Key research questions
- How do you generate crops that are adapted to reduced input conditions?
- How can we expand the crop basket of an increasingly homogeneous agricultural system with underutilised crops?
- How do you improve crop rotations with the optimisation of companion cropping, plant teams and subsidiary crops?
The importance of crop diversity and agronomy
Since its foundation, the ORC has consistently worked on crop science and has been a driving force in diversification in cropping systems and plant breeding. Cropping system research encompasses the way agricultural production is organised, including rotation and the management of crops and soils. Cropping system design is the basis of how agriculture provides ecosystem services, including the production of food and the regulation of climate, nutrient, water and carbon cycles, diseases and biodiversity. Organic cropping systems are a catalyser of agroecological innovation, and have a pivotal role in redesigning the whole of agriculture towards greater sustainability and resilience.
Plant breeding is the process by which human beings have made plants useful for agricultural production. It is one of the major challenges for organic farming as many current crop cultivars and varieties have been bred for conventional, highly standardised (monoculture) systems that rely on external inputs. Organic farming, instead, is characterised by conditions of low external inputs and high heterogeneity and unpredictability of agro-climatic conditions. This calls for a diversity-based and inclusive approach, and for deep integration of plant breeding and cropping system design.
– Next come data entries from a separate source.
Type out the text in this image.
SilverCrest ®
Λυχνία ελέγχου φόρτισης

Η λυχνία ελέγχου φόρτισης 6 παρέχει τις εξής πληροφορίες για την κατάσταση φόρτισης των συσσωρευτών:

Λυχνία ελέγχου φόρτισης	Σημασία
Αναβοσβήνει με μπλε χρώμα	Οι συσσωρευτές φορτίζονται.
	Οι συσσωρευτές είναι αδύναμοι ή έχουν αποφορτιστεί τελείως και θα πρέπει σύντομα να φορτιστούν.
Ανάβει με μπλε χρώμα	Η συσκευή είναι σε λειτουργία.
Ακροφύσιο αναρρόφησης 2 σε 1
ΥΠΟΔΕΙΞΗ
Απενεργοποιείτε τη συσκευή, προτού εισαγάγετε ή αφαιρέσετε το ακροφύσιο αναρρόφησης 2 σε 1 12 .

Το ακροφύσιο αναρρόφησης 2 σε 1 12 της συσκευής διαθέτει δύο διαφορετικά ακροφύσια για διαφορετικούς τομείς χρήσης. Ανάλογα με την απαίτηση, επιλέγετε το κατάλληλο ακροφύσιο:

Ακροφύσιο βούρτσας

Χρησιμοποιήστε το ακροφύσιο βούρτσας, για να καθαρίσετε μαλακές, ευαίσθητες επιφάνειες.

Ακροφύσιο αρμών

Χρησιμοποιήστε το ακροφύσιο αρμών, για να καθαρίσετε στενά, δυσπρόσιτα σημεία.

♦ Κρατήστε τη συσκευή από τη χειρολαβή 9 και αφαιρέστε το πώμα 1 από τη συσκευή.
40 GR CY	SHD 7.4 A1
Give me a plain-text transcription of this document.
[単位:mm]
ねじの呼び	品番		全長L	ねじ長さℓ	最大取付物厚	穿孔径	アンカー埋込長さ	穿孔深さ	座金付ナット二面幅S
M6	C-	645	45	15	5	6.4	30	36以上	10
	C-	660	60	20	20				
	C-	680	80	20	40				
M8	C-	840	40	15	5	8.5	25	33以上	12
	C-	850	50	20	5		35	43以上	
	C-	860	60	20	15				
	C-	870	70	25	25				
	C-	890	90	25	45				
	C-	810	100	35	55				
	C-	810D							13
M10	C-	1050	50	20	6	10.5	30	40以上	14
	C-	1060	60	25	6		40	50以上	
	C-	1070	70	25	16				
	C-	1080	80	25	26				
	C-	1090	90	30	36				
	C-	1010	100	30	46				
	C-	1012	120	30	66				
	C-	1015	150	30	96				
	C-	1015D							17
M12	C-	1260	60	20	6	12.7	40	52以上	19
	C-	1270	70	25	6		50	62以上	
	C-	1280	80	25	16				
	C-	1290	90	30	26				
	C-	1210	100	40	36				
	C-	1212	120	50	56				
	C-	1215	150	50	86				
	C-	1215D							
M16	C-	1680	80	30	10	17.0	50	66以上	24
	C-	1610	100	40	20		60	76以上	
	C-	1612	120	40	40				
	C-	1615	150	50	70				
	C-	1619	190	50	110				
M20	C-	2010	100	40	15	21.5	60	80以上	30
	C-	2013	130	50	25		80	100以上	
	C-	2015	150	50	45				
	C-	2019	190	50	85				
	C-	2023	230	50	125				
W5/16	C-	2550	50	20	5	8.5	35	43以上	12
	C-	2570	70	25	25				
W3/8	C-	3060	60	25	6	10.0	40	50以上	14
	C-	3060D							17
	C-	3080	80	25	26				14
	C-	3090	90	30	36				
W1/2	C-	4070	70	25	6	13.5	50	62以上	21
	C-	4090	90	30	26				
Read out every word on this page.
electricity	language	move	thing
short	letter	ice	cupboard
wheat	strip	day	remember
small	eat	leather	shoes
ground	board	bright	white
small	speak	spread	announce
Our general hypothesis is that crop performance is the result of the interplay between crop genetics, environmental conditions and crop management. To optimise this interplay, the key action is to diversify: broadening and optimising varietal choice, diversifying plant breeding strategies including use of genetically heterogeneous crops, expanding the range of available crop species, providing varied strategies for crop protection and weed control; optimising the use of subsidiary crops in rotations.
Our research in this area aims to strengthen work on cropping system diversification by expanding the scope of on-farm data collection and analysis, driving improved decision-making in the light of complexity and supporting agroecological transition in this process.